Arrêté le 8 septembre, le journaliste, qui n’est pas le signataire de l’article incriminé par le pouvoir congolais, a d’abord été détenu dans les bureaux de la police avant d’être transféré et incarcéré à la prison centrale de Makala le 14 septembre journaliste.
Mobilisation internationale
Les ambassadeurs de Belgique, des États-Unis, de la Grande-Bretagne, notamment, ont, dit leur préoccupation face à cette arrestation. La délégation de l’Union européenne suit “de près la détention du journaliste Stanis Bujakera”, tandis que les ONG Human Rights Watch et Reporters sans frontières ont condamné” cette énième atteinte à la liberté de la presse en RDC” et demandé que Stanis Bujakera soit immédiatement libéré.
”C’est une atteinte, une de plus, aux droits de la presse, aux droits de l’homme”, explique l’avocat Hervé Diakiese. L’avocat rappelle que Stanis Bujakera avait déjà été menacé de poursuites par le ministère de la Défense pour avoir relayé un extrait du compte rendu du conseil des ministres qui avait pourtant été publiquement distribué par le ministère de la communication. La plainte avait finalement été retirée.
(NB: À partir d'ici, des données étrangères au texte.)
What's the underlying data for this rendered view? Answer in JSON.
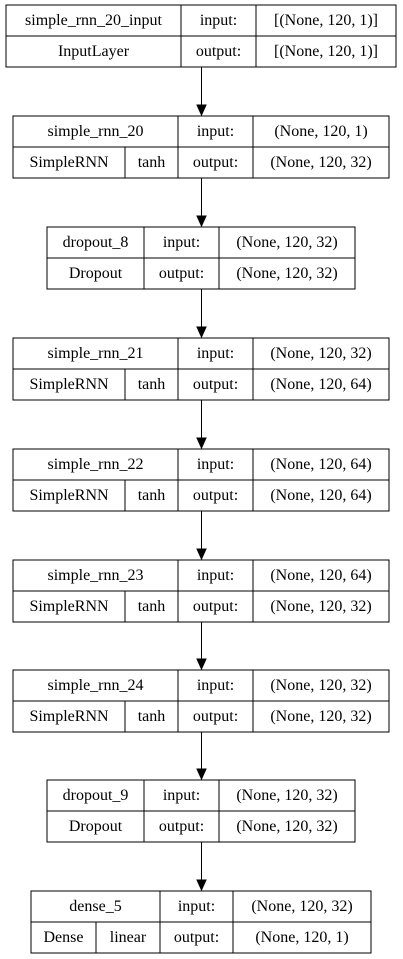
{
  "nodes": [
    {
      "name": "simple_rnn_20_input",
      "type": "InputLayer",
      "activation": "",
      "input": "[(None, 120, 1)]",
      "output": "[(None, 120, 1)]",
      "input_label": "input:",
      "output_label": "output:"
    },
    {
      "name": "simple_rnn_20",
      "type": "SimpleRNN",
      "activation": "tanh",
      "input": "(None, 120, 1)",
      "output": "(None, 120, 32)",
      "input_label": "input:",
      "output_label": "output:"
    },
    {
      "name": "dropout_8",
      "type": "Dropout",
      "activation": "",
      "input": "(None, 120, 32)",
      "output": "(None, 120, 32)",
      "input_label": "input:",
      "output_label": "output:"
    },
    {
      "name": "simple_rnn_21",
      "type": "SimpleRNN",
      "activation": "tanh",
      "input": "(None, 120, 32)",
      "output": "(None, 120, 64)",
      "input_label": "input:",
      "output_label": "output:"
    },
    {
      "name": "simple_rnn_22",
      "type": "SimpleRNN",
      "activation": "tanh",
      "input": "(None, 120, 64)",
      "output": "(None, 120, 64)",
      "input_label": "input:",
      "output_label": "output:"
    },
    {
      "name": "simple_rnn_23",
      "type": "SimpleRNN",
      "activation": "tanh",
      "input": "(None, 120, 64)",
      "output": "(None, 120, 32)",
      "input_label": "input:",
      "output_label": "output:"
    },
    {
      "name": "simple_rnn_24",
      "type": "SimpleRNN",
      "activation": "tanh",
      "input": "(None, 120, 32)",
      "output": "(None, 120, 32)",
      "input_label": "input:",
      "output_label": "output:"
    },
    {
      "name": "dropout_9",
      "type": "Dropout",
      "activation": "",
      "input": "(None, 120, 32)",
      "output": "(None, 120, 32)",
      "input_label": "input:",
      "output_label": "output:"
    },
    {
      "name": "dense_5",
      "type": "Dense",
      "activation": "linear",
      "input": "(None, 120, 32)",
      "output": "(None, 120, 1)",
      "input_label": "input:",
      "output_label": "output:"
    }
  ],
  "edges": [
    [
      0,
      1
    ],
    [
      1,
      2
    ],
    [
      2,
      3
    ],
    [
      3,
      4
    ],
    [
      4,
      5
    ],
    [
      5,
      6
    ],
    [
      6,
      7
    ],
    [
      7,
      8
    ]
  ],
  "colors": {
    "stroke": "#000000",
    "background": "#ffffff",
    "text": "#000000"
  }
}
Ce lundi, le ministre de la Communication, Patrick Muyaya, n’était pas joignable. Certains confrères de Stanis Bujakera ne cachent pas qu’ils sont “de plus en plus sous pression du pouvoir qui n’accepte plus que l’on dévie de son narratif”, explique l’un d’eux. “À un peu plus de trois mois de la présidentielle, journalistes et avocats sont des espèces sous haute surveillance”, explique un avocat qui décrit, en off, les tensions qu’il subit “au quotidien de sa hiérarchie aux ordres du pouvoir” et qui prédit : “les prochaines semaines seront terribles”.